ENCLOSE is designed as an iteration primitve, since it automatically returns the next address after the enclosed word. The contents of IN holds the address, either into the TIB (Terminal Input Buffer) or memory of LOAD file. (LOAD file is not part of standard FIG-FORTH).
ENCLOSE does have an inherent quirk. T his quirk causes " " to fail (dquote, space, dquote). The quirk is that when the word " (dqoute) is interpreted and then executed, ENCLOSE will cause IN to be moved to the second " (dquote). But, ENCLOSE will incorrectly first scan to the first non delimiter, which causes ENCLOSE to go beyond the second ". This quirk may exist in other FORTH implementations.
Optionally, FORTH words can be combined into separate vocabularies, in order to segregate words when searching, or when defining. Vocabularies are defined using the FORTH word VOCABULARY, which is construct of <BUILDS DOES>. Vocabulary words are linked only with other vocabulary words. The LFA of the lastest vocabulary holds the NFA of the previous vocabulary, and so on until the FORTH vocabulary, which has a null in its LFA to mark the end of the vocabulary linked list. Non-vocabulary words are not linked with vocabulary words; vocabularies have their own search order. This how vocabularies are able to segregate words.
The default search and defining order is of the "FORTH" vocabulary. Note that the kernel word "FORTH" is a vocabulary word. When a new vocabulary is defined using VOCABULARY, the search and defining order is not immediately changed. But when new vocabulary word is executed, it causes further searches of the dictionary to begin in its vocabulary. If target of the search was not found in the new vocabulary, then another search is begun from the FORTH vocabulary.
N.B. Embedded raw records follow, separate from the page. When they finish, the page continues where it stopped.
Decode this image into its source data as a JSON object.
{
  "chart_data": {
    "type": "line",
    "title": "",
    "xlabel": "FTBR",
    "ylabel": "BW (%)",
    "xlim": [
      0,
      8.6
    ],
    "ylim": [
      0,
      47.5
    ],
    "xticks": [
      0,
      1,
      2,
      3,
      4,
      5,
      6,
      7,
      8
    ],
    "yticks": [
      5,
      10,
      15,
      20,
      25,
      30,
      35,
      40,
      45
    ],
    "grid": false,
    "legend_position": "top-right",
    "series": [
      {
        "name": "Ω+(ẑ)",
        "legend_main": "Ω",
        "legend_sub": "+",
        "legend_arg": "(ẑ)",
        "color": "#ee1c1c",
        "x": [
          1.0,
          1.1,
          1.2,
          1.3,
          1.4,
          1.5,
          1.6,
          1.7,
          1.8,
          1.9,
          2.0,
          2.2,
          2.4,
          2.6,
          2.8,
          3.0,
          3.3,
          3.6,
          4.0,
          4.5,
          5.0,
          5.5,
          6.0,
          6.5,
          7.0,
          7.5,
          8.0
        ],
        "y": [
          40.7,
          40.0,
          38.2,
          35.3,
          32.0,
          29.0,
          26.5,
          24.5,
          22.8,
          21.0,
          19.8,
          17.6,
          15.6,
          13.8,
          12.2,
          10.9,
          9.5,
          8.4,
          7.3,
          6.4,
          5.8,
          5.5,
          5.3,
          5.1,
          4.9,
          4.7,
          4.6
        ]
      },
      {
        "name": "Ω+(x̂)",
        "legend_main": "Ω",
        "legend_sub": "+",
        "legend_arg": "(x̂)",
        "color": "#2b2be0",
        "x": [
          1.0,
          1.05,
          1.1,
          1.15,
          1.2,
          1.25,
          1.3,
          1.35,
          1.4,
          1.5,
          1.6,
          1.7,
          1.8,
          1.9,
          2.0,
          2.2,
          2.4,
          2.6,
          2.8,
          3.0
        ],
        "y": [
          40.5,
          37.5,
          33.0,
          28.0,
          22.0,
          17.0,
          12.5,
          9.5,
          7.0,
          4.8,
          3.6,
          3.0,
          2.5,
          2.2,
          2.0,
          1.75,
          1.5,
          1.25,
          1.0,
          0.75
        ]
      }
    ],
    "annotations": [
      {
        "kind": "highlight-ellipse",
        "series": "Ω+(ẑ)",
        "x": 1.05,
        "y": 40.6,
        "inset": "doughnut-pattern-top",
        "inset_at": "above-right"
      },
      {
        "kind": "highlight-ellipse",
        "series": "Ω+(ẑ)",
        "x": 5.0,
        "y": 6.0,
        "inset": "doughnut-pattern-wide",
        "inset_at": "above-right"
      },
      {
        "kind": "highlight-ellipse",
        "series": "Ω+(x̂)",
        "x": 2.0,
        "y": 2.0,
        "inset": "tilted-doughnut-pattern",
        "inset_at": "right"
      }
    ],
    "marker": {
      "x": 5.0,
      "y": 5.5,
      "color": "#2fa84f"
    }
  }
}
Lastly, if the search target was not found in the FORTH vocabulary, then the list of vocabulary words is searched, in case the search target is a vocabulary word.
To define definitions into a vocabulary, the word DEFINITIONS is used. DEFINITIONS makes the defining vocabulary equal to the search vocabulary. Typically, a vocabulary word is used in conjunction with DEFINITIONS; for example: FORTH DEFINITIONS.
There are three global variables which support vocabularies:
CONTEXT addresses a cell which holds the NFA from where a dictionary search begins. The term "CONTEXT" vocabulary is the first vocabulary to be searched. Specifically, CONTEXT points into a vocabulary header; the vocabulary header holds the NFA of the vocabulary's LATEST definition.
CURRENT addresses a cell which is updated to hold the NFA a new word, addressed in a manner similar to CONTEXT. The term "CURRENT vocabulary" is the vocabulary in which new words are added. The word CREATE is responsible for updating CURRENT.
VOC-LINK holds the NFA of the latest vocabulary. It is used to set the LFA of a new vocabulary word, and is updated whenever a new vocabulary is defined.
CONTEXT and CURRENT can address the same vocabulary header, and usually, and by default, indeed do. CONTEXT supports having up to two seach orders, with the vocabulary referenced by CONTEXT given precedence over the default FORTH vocabulary. If CONTEXT references the FORTH vocabulary, in effect there is only the default search order. CURRENT supports selectively adding to any vocabulary, even retroactively. For example, if the CURRENT vocabulary happens to be NEW-VOCAB, the FORTH vocabulary can specified as the defining vocabulary via: FORTH DEFINITIONS. New words will be added to the kernel's FORTH vocabulary; in so doing they do not become a part of NEW-VOCAB.
Vocabularies should be named uniquely, if not older vocabulary words in effect will be lost! The responsibility is delegated to the FORTH programmer!